Encapsulating in the encapsulator’s workspace:
Pros: Your placenta is picked up within 24 hours, usually sooner, from your place of birth. Your only job is to be sure it is placed on ice or in a refrigerator within two hours of birth. Most encapsulation specialists are happy to take and send you photos of the process as they work and immediately after the process is completed at your request. Once the encapsulation is complete, it is returned to you. You do not have to make any plans or make sure your home and kitchen are clean and sanitized which per OSHA standards requires the use of chemical sanitation products.
Cons: Your placenta is out of your care. The concern some people have is that you cannot be certain that you are getting pills made from your placenta and that you cannot know for sure how your placenta was cared for when it was not in your care from start to finish.

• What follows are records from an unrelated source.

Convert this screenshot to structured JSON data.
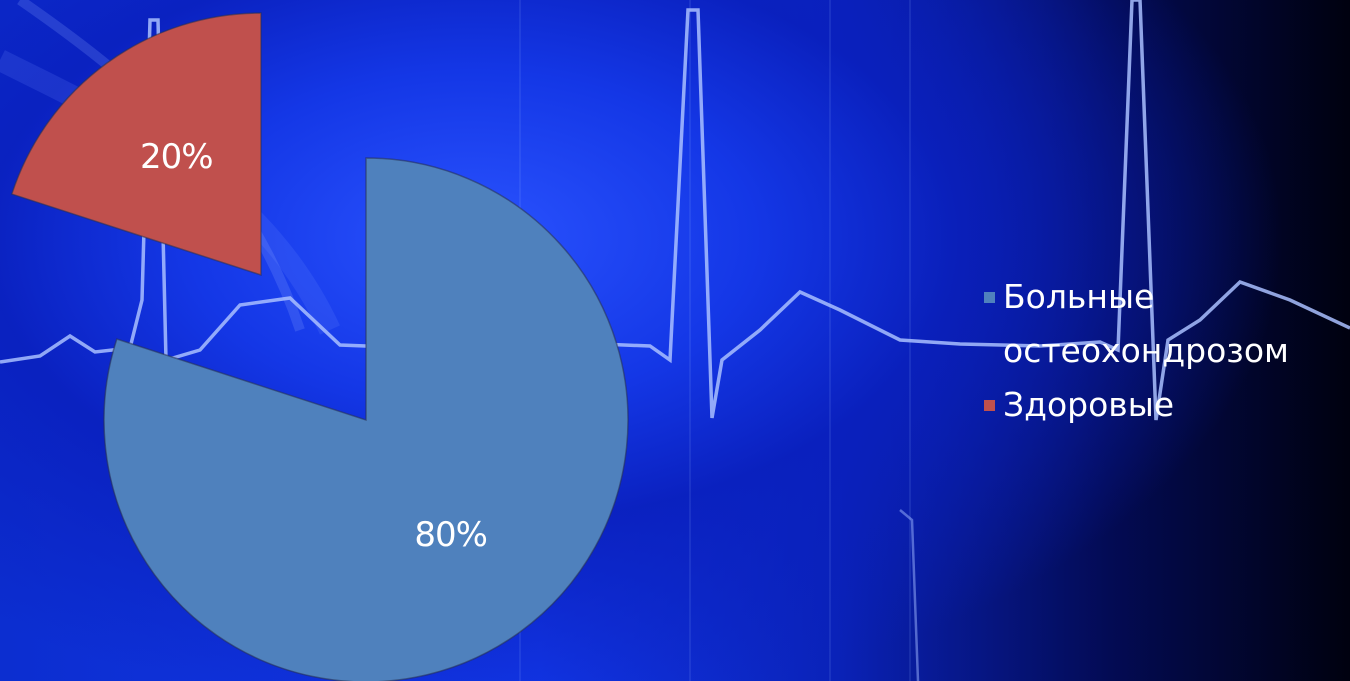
{
  "chart_data": {
    "type": "pie",
    "exploded": true,
    "slices": [
      {
        "name": "Больные остеохондрозом",
        "value": 80,
        "label": "80%",
        "color": "#4f81bd"
      },
      {
        "name": "Здоровые",
        "value": 20,
        "label": "20%",
        "color": "#c0504d"
      }
    ],
    "legend_position": "right",
    "legend": [
      {
        "text": "Больные\nостеохондрозом",
        "color": "#4f81bd"
      },
      {
        "text": "Здоровые",
        "color": "#c0504d"
      }
    ]
  },
  "background": {
    "theme": "blue-ecg-waveform",
    "colors": {
      "primary": "#1437e6",
      "dark": "#00010f",
      "line": "#9fb8ff"
    }
  }
}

Encapsulation in your own Home:
Pros: Your placenta is never our of your care or the care of a family member or friend. You have someone you know overseeing the process from start to finish. You can have your own pictures taken of the process and have the ability to visit with and get to know your encapsulation specialist while she works. This is also a great opportunity to learn more about encapsulation, the process, and it’s benefits. If you have a home birth or are home quickly following the birth you can see the process yourself if you choose.
Cons: You are responsible for arranging for someone to get your placenta to your home and keep it on ice or in the refrigerator until arrangements are made to meet the encapsulator at your home to begin the process. There should always be someone present when the encapsulator is in your home. Your kitchen must be thoroughly cleaned before the encapsulator arrives so she is able to properly sanitize and work with the most safety to you and your family, as well as to herself. You would be responsible to assure the dehydrator is never shut off during the encapsulation process as that can cause the placenta to be unfit to consume. Pets in the home must be considered and usually contained so there is no risk of contamination. The sounds and smells of the encapsulation are pleasant to some but disagreeable to others. Some consider these cons to be more inconvenient than negatives.
You, the new parent, and the care of your placenta are our highest priority!